Avocat : BIGARNET VALENTIN

11 juin 2025
TA87Décision• Excès de pouvoir

Tribunal Administratif de Limoges — N° TA87-2201534

Le Tribunal Administratif de Limoges a été saisi par M. G et sa famille d’une demande d’indemnisation pour des préjudices résultant de sa prise en charge au CHU de Limoges, en raison d’un défaut d’information sur une alternative médicamenteuse et d’une complication rare post-opératoire (hémorragie cérébelleuse). Le tribunal a retenu la responsabilité pour faute du CHU pour manquement à l’obligation d’information sur le fondement de l’article L. 1142-1 du code de la santé publique, limitant cette responsabilité à 50 % du préjudice en raison d’une perte de chance. Il a également reconnu l’engagement de la solidarité nationale par l’Oniam pour l’accident médical non fautif, à hauteur de 50 % des préjudices indemnisables. Les demandes des victimes par ricochet (épouse et fille) ont été rejetées, et les prétentions de la CPAM ont été partiellement admises.

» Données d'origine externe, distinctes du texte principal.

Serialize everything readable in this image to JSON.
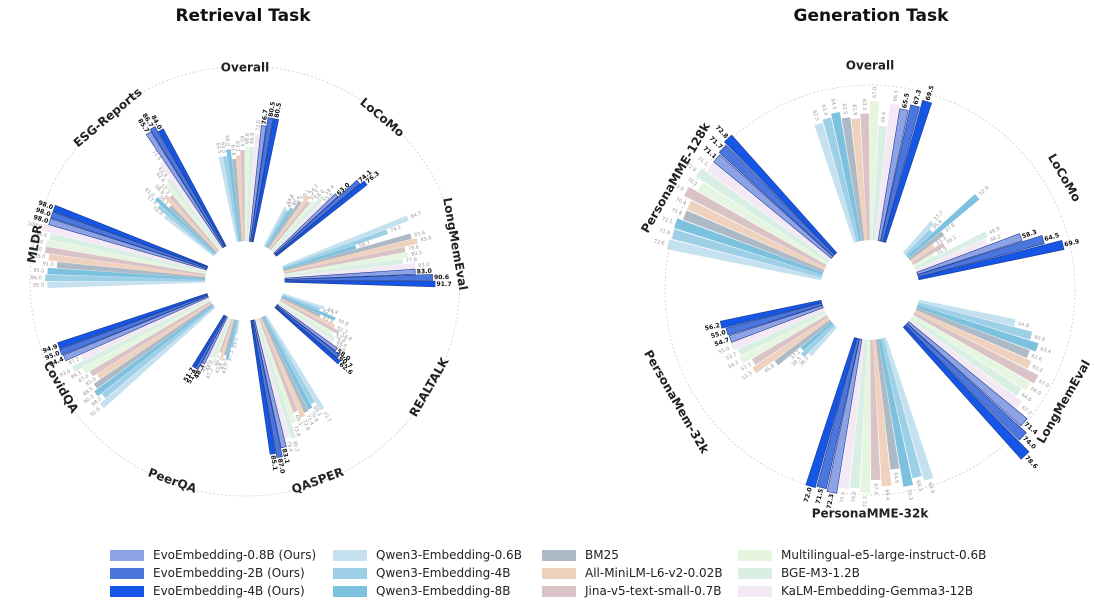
{
  "palette": {
    "EvoEmbedding-0.8B (Ours)": "#8ea2e6",
    "EvoEmbedding-2B (Ours)": "#4a76de",
    "EvoEmbedding-4B (Ours)": "#1656e6",
    "Qwen3-Embedding-0.6B": "#c5e0ef",
    "Qwen3-Embedding-4B": "#9dcfe6",
    "Qwen3-Embedding-8B": "#7cc1de",
    "BM25": "#aeb9c6",
    "All-MiniLM-L6-v2-0.02B": "#efd2bd",
    "Jina-v5-text-small-0.7B": "#d9c3c7",
    "Multilingual-e5-large-instruct-0.6B": "#e6f5e0",
    "BGE-M3-1.2B": "#d9efe4",
    "KaLM-Embedding-Gemma3-12B": "#f3e8f4"
  },
  "legend": [
    "EvoEmbedding-0.8B (Ours)",
    "EvoEmbedding-2B (Ours)",
    "EvoEmbedding-4B (Ours)",
    "Qwen3-Embedding-0.6B",
    "Qwen3-Embedding-4B",
    "Qwen3-Embedding-8B",
    "BM25",
    "All-MiniLM-L6-v2-0.02B",
    "Jina-v5-text-small-0.7B",
    "Multilingual-e5-large-instruct-0.6B",
    "BGE-M3-1.2B",
    "KaLM-Embedding-Gemma3-12B"
  ],
  "chart_data": [
    {
      "type": "radial-bar",
      "title": "Retrieval Task",
      "series_order": [
        "Qwen3-Embedding-0.6B",
        "Qwen3-Embedding-4B",
        "Qwen3-Embedding-8B",
        "BM25",
        "All-MiniLM-L6-v2-0.02B",
        "Jina-v5-text-small-0.7B",
        "Multilingual-e5-large-instruct-0.6B",
        "BGE-M3-1.2B",
        "KaLM-Embedding-Gemma3-12B",
        "EvoEmbedding-0.8B (Ours)",
        "EvoEmbedding-2B (Ours)",
        "EvoEmbedding-4B (Ours)"
      ],
      "categories": [
        {
          "name": "Overall",
          "values": [
            63.5,
            63.3,
            66.0,
            61.6,
            63.1,
            65.4,
            66.6,
            66.8,
            72.6,
            76.7,
            80.5,
            80.5
          ]
        },
        {
          "name": "LoCoMo",
          "values": [
            44.6,
            43.7,
            45.6,
            50.1,
            54.2,
            52.3,
            54.0,
            58.4,
            55.6,
            63.0,
            74.1,
            76.3
          ]
        },
        {
          "name": "LongMemEval",
          "values": [
            84.7,
            74.1,
            58.7,
            83.6,
            85.8,
            79.6,
            80.5,
            77.8,
            83.0,
            83.0,
            90.6,
            91.7
          ]
        },
        {
          "name": "REALTALK",
          "values": [
            44.4,
            42.7,
            50.6,
            43.9,
            51.7,
            54.8,
            52.8,
            54.4,
            55.0,
            58.0,
            60.7,
            62.6
          ]
        },
        {
          "name": "QASPER",
          "values": [
            73.7,
            69.3,
            70.9,
            71.4,
            72.8,
            69.5,
            73.8,
            80.2,
            79.4,
            83.1,
            87.0,
            85.1
          ]
        },
        {
          "name": "PeerQA",
          "values": [
            31.1,
            37.1,
            43.0,
            41.3,
            43.6,
            40.7,
            47.2,
            44.0,
            45.1,
            48.3,
            51.8,
            51.7
          ]
        },
        {
          "name": "CovidQA",
          "values": [
            91.6,
            88.2,
            90.3,
            88.5,
            85.0,
            87.0,
            89.1,
            93.0,
            87.2,
            94.4,
            95.0,
            94.9
          ]
        },
        {
          "name": "MLDR",
          "values": [
            95.0,
            96.0,
            95.0,
            91.0,
            95.0,
            97.0,
            97.0,
            96.0,
            100.0,
            98.0,
            98.0,
            98.0
          ]
        },
        {
          "name": "ESG-Reports",
          "values": [
            52.9,
            57.9,
            61.0,
            54.1,
            58.9,
            57.3,
            62.6,
            63.8,
            71.5,
            85.7,
            86.7,
            84.0
          ]
        }
      ],
      "bold_labels": [
        "83.0",
        "90.6",
        "91.7",
        "58.0",
        "60.7",
        "62.6",
        "83.1",
        "87.0",
        "85.1",
        "51.7",
        "51.8",
        "48.3",
        "94.4",
        "95.0",
        "94.9",
        "98.0",
        "85.7",
        "86.7",
        "84.0",
        "76.7",
        "80.5",
        "63.0",
        "74.1",
        "76.3"
      ]
    },
    {
      "type": "radial-bar",
      "title": "Generation Task",
      "series_order": [
        "Qwen3-Embedding-0.6B",
        "Qwen3-Embedding-4B",
        "Qwen3-Embedding-8B",
        "BM25",
        "All-MiniLM-L6-v2-0.02B",
        "Jina-v5-text-small-0.7B",
        "Multilingual-e5-large-instruct-0.6B",
        "BGE-M3-1.2B",
        "KaLM-Embedding-Gemma3-12B",
        "EvoEmbedding-0.8B (Ours)",
        "EvoEmbedding-2B (Ours)",
        "EvoEmbedding-4B (Ours)"
      ],
      "categories": [
        {
          "name": "Overall",
          "values": [
            62.5,
            63.4,
            64.5,
            62.5,
            61.9,
            63.3,
            67.0,
            59.6,
            66.5,
            65.5,
            67.3,
            69.5
          ]
        },
        {
          "name": "LoCoMo",
          "values": [
            37.7,
            35.6,
            52.9,
            37.8,
            33.3,
            36.1,
            31.9,
            48.9,
            48.2,
            58.3,
            64.5,
            69.9
          ]
        },
        {
          "name": "LongMemEval",
          "values": [
            54.8,
            60.6,
            63.4,
            61.6,
            63.2,
            67.0,
            66.0,
            64.6,
            67.0,
            71.4,
            74.0,
            78.6
          ]
        },
        {
          "name": "PersonaMME-32k",
          "values": [
            69.9,
            68.3,
            70.3,
            64.6,
            69.4,
            67.4,
            71.3,
            70.0,
            70.5,
            72.3,
            71.5,
            72.0
          ]
        },
        {
          "name": "PersonaMem-32k",
          "values": [
            36.5,
            38.3,
            37.1,
            45.8,
            52.5,
            51.3,
            54.3,
            53.7,
            55.0,
            54.7,
            55.0,
            56.2
          ]
        },
        {
          "name": "PersonaMME-128k",
          "values": [
            72.6,
            71.8,
            72.1,
            70.4,
            70.4,
            73.0,
            70.1,
            72.8,
            71.1,
            71.1,
            71.7,
            72.8
          ]
        }
      ],
      "bold_labels": [
        "65.5",
        "67.3",
        "69.5",
        "58.3",
        "64.5",
        "69.9",
        "71.4",
        "74.0",
        "78.6",
        "72.3",
        "71.5",
        "72.0",
        "54.7",
        "55.0",
        "56.2",
        "71.1",
        "71.7",
        "72.8"
      ]
    }
  ]
}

Avocat : SELARL VALIERE VIALEIX

10 juin 2025• 1ère chambre
TA87Décision• Excès de pouvoir

Tribunal Administratif de Limoges — N° TA87-2500494

Le Tribunal administratif de Limoges, statuant en référé, a ordonné une expertise médicale à la demande de Mme A, qui estime que le CHU de Limoges a commis des fautes lors du suivi de sa grossesse et de son accouchement le 19 avril 2022, ayant entraîné des préjudices pour elle et sa fille, reconnue handicapée. La juridiction a fait droit à la demande sur le fondement de l'article R. 532-1 du code de justice administrative, jugeant la mesure utile pour éclairer un éventuel litige en responsabilité. Le CHU et la CPAP ne se sont pas opposés à l'expertise, bien que le CHU ait formulé des réserves. La mission de l'expert consistera à se prononcer sur les dommages imputables à l'établissement hospitalier, sans obligation d'établir un pré-rapport.

Avocat : SELARL VALIERE VIALEIX

10 juin 2025
TA34Ordonnance• Excès de pouvoir

Tribunal Administratif de Montpellier — N° TA34-2405595

Le Tribunal Administratif de Montpellier a été saisi par le syndicat des copropriétaires Le Coteau Molière d’un recours en excès de pouvoir visant à annuler un permis de démolir et de construire délivré par le maire de Pézenas pour un ensemble de 27 logements sociaux. Par un mémoire enregistré le 7 mai 2025, le syndicat requérant a déclaré se désister purement et simplement de son instance. En application de l’article R. 222-1 du code de justice administrative, le tribunal a donné acte de ce désistement par ordonnance. Les conclusions des défendeurs présentées au titre de l’article L. 761-1 du code de justice administrative ont été rejetées.